1 Introduction 2. Basic concepts: time of failure, types of censorship, data representation of survival. 3. Functions of interest: Function of survival, function of risk, relationship between the functions. 4. Non-parametric methods for the analysis of data on survival: the Kaplan-Meier analysis, actuarial estimator or ironing board of life, Nelson-Aalen estimator, the comparison of survival curves. 5. Proportional Hazards Model: Cox regression model, pets of physical, checking the assumption of the Cox proportional hazards and analysis of waste. 6. Parametric methods for the analysis of data on survival: basic distributions in survival analysis (Exponential, Weibull, Log-normal, extreme value, generalized Range, Weibull Multiple, Weibull-exponenciado), pets of parameters, confidence interval of parameters, choose the appropriate distribution. 7. Models of regression in the analysis of survival: the logistic regression models, exponential, Weibull widespread range, inference in logistic regression models and analysis of waste and diagnosis. 8. Regression models with cure fraction. 9. Regression models bivariates with censored data.

__Bibliography__

Allison, Paul D. Survival Analysis Using SAS: A Practical Guide. 2010. 2ed. Cary, NC: SAS Institute Inc.

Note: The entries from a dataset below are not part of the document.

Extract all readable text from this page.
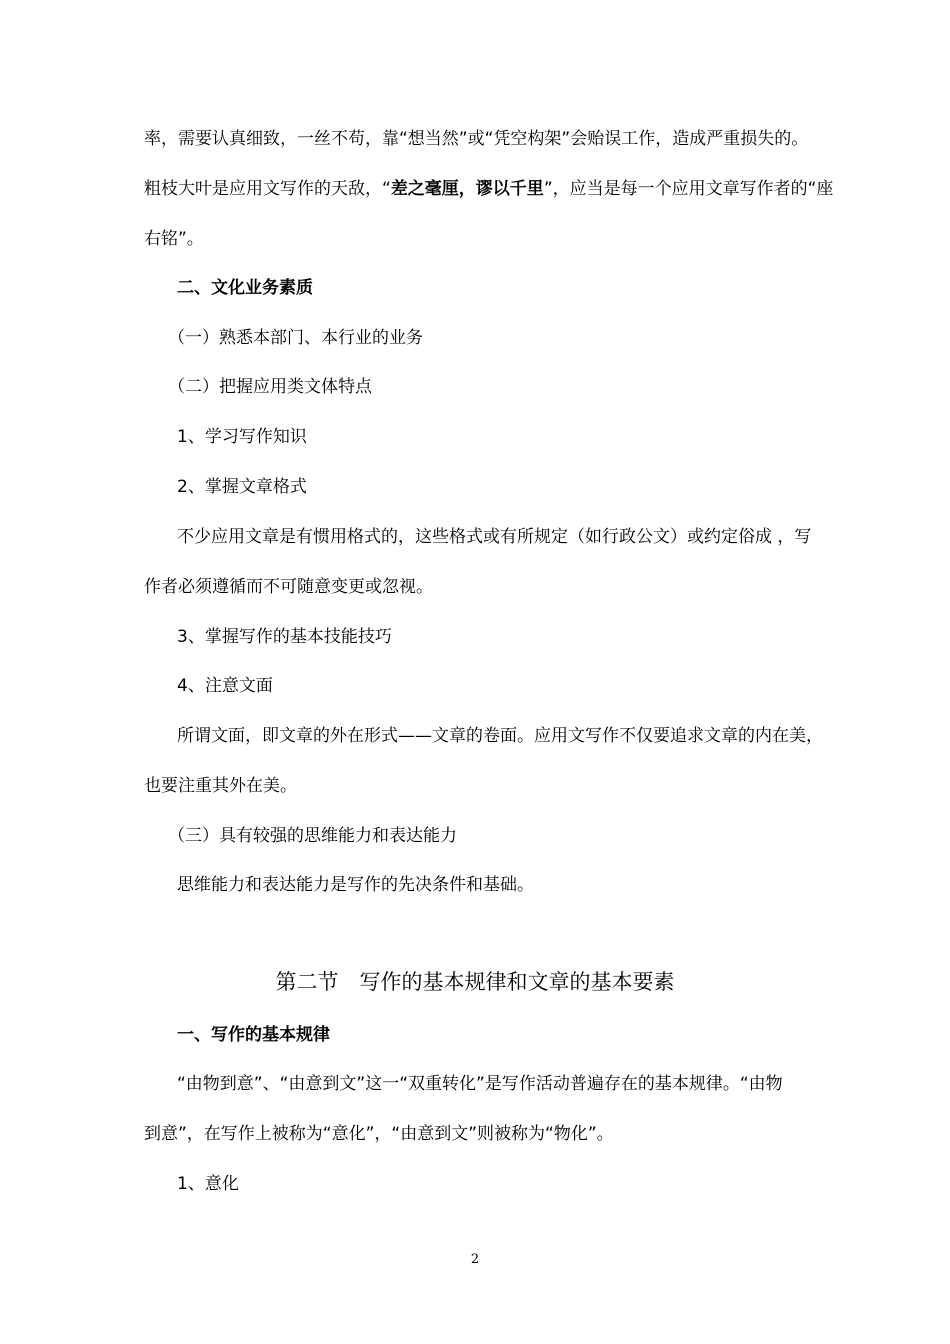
率，需要认真细致，一丝不苟，靠“想当然”或“凭空构架”会贻误工作，造成严重损失的。
粗枝大叶是应用文写作的天敌，“差之毫厘，谬以千里”，应当是每一个应用文章写作者的“座
右铭”。
二、文化业务素质
（一）熟悉本部门、本行业的业务
（二）把握应用类文体特点
1、学习写作知识
2、掌握文章格式
不少应用文章是有惯用格式的，这些格式或有所规定（如行政公文）或约定俗成 ，写
作者必须遵循而不可随意变更或忽视。
3、掌握写作的基本技能技巧
4、注意文面
所谓文面，即文章的外在形式——文章的卷面。应用文写作不仅要追求文章的内在美，
也要注重其外在美。
（三）具有较强的思维能力和表达能力
思维能力和表达能力是写作的先决条件和基础。
第二节　写作的基本规律和文章的基本要素
一、写作的基本规律
“由物到意”、“由意到文”这一“双重转化”是写作活动普遍存在的基本规律。“由物
到意”，在写作上被称为“意化”，“由意到文”则被称为“物化”。
1、意化
2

Collet, A. Modelling Survival Data in Medical Research. Chapman and Hall, London. 2003.

Cordeiro, G. M. A Teoria de Verossimilhança. Associação Brasileira de Estatística, Rio de Janeiro, 10º SINAPE. 1992.

Cox, D. R. e Oakes, D. Analysis of Survival Data. Chapman and Hall, London. 1984.

Hosmer, D. W. e Lemeshow, J. F. Applied Survival Analysis. John Wiley and Sons, New York. 1992.

Ibrahim, J. G., Chen, M, H., e Sinha, D. Bayesian Survival Analysis. Springer -Verlag, New York. 2001.

Kalbfleisch, J. D. e Prentice, R. L. The Statistical Analysis of Failure Time Data. John Wiley and Sons, New York. 1980.

Kleinbaum, David G.e Mitchel Klein. Survival Analysis a Self-Learning Tex. 2005 - 2ed.Springer, USA.

Kaplan, E. L. e Meier, P. Nonparametric estimation from incomplete observations. Journal of the American Statistical Association, 53, 457-481. 1958

Klein, J. P. e Moeschberger, M. L. Survival Analysis Techniques for censored anf Truncated Data. Springer -Verlag, New York. 1997.

Lawless, J. F. Statistical Models and Methods for Lifetime Data. John Wiley and Sons, New York. 2003.

Tableman, M. and Kim, J.S. Survival Analysis using S. Anlaysis of Time-to-Event Data. Chapmann and Hall. New York. 2003.

Mudholkar, G. S., Srivastava, D. K., and Friemer, M. The exponentiated Weibull family: A reanalysis of the bus-motor-failure data. Technometrics 37, 436-445. 1995.

Nelson, W. Accelerated Life Testing: Statistical Models, Data Analysis and Test Plans. John Wiley and Sons, New York. 1990

Ortega, E. M. M. Análise de Influência Local e Resíduos nos Modelos de Regressão Log-gama Generalizados. São Paulo: Tese de Doutorado. 2001.

VENABLES, W.N. e RIPLEY, B.D. Statistics and Computing. Springer-Verlag. 2002. 495p.